Lashley’s attending physician Dr. Nikola Dragojlovic, told ABC News that the previously healthy 50-year-old came to the facility with weakness in his arms and legs due to a loss of muscle mass from stroke that he had as a complication of the virus.
“It’s happening to people with COVID. It’s not just a breathing disease, people get neurologic impairments like loss of strength, or they can develop a stroke or loss of circulation in the arms and legs that can contribute to weakness and loss of independence as well,” Dragojlovic said.
Harrington called it “thrilling” to see the strides her husband has made since he started rehabilitation.

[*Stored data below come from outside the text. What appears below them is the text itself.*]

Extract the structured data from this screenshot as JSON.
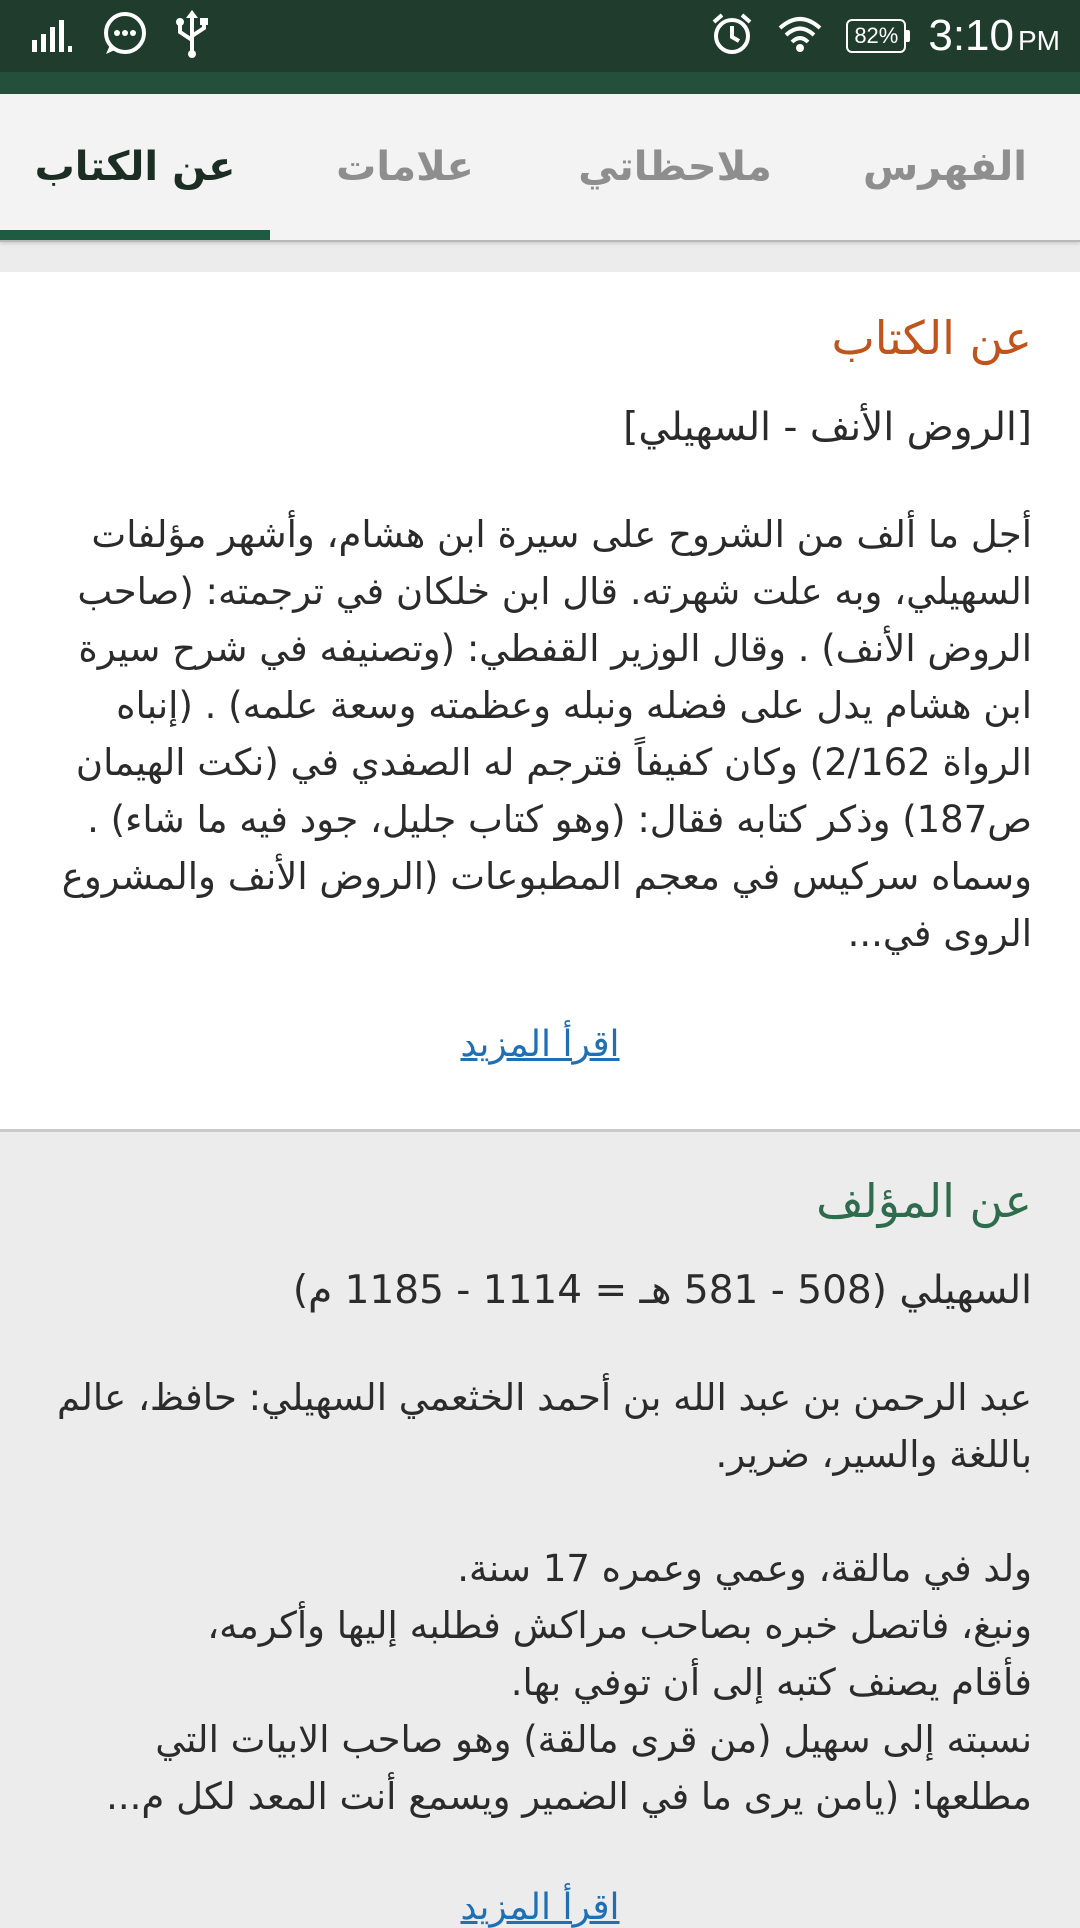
{
  "status_bar": {
    "battery": "82%",
    "time": "3:10",
    "ampm": "PM",
    "icons": [
      "signal-icon",
      "chat-icon",
      "usb-icon",
      "alarm-icon",
      "wifi-icon",
      "battery-icon"
    ]
  },
  "tabs": [
    {
      "label": "الفهرس"
    },
    {
      "label": "ملاحظاتي"
    },
    {
      "label": "علامات"
    },
    {
      "label": "عن الكتاب",
      "active": true
    }
  ],
  "about_book": {
    "title": "عن الكتاب",
    "subtitle": "[الروض الأنف - السهيلي]",
    "body": "أجل ما ألف من الشروح على سيرة ابن هشام، وأشهر مؤلفات السهيلي، وبه علت شهرته. قال ابن خلكان في ترجمته: (صاحب الروض الأنف) . وقال الوزير القفطي: (وتصنيفه في شرح سيرة ابن هشام يدل على فضله ونبله وعظمته وسعة علمه) . (إنباه الرواة 2/162) وكان كفيفاً فترجم له الصفدي في (نكت الهيمان ص187) وذكر كتابه فقال: (وهو كتاب جليل، جود فيه ما شاء) . وسماه سركيس في معجم المطبوعات (الروض الأنف والمشروع الروى في...",
    "read_more": "اقرأ المزيد"
  },
  "about_author": {
    "title": "عن المؤلف",
    "subtitle": "السهيلي (508 - 581 هـ = 1114 - 1185 م)",
    "para1": "عبد الرحمن بن عبد الله بن أحمد الخثعمي السهيلي: حافظ، عالم باللغة والسير، ضرير.",
    "para2_lines": [
      "ولد في مالقة، وعمي وعمره 17 سنة.",
      "ونبغ، فاتصل خبره بصاحب مراكش فطلبه إليها وأكرمه،",
      "فأقام يصنف كتبه إلى أن توفي بها.",
      "نسبته إلى سهيل (من قرى مالقة) وهو صاحب الابيات التي مطلعها: (يامن يرى ما في الضمير ويسمع أنت المعد لكل م..."
    ],
    "read_more": "اقرأ المزيد"
  }
}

“When he got here, he couldn’t do anything — no mobility at all,” she said. “Physically, things are just different for him now and then they won’t always be that way, but it’s gonna be a long road to recovery.”
“You have to give it your best foot forward and try every day,” Lashley said. “Every day is little things that improve, and you’ve got to be happy for each little step along the way. And in time we’ll see it get better.”
Lashley praised his physical therapists for motivating him.
“Every day got better,” he said. “I realized, we are seeing the light at the end of the tunnel.”
Harrington said that “as a physician, you’re used to fixing things.” But she said that with her husband’s virus, amid moments of uncertainty, she had to explain the situation to her kids “to soften the blow for them.”
She said that this experience gave her empathy for other families going through a similar struggle with COVID-19.
The couple will now return to their home in Lafayette, Louisiana.
“He’s a hero,” Harrington said of Lashley. “He’s a warrior.”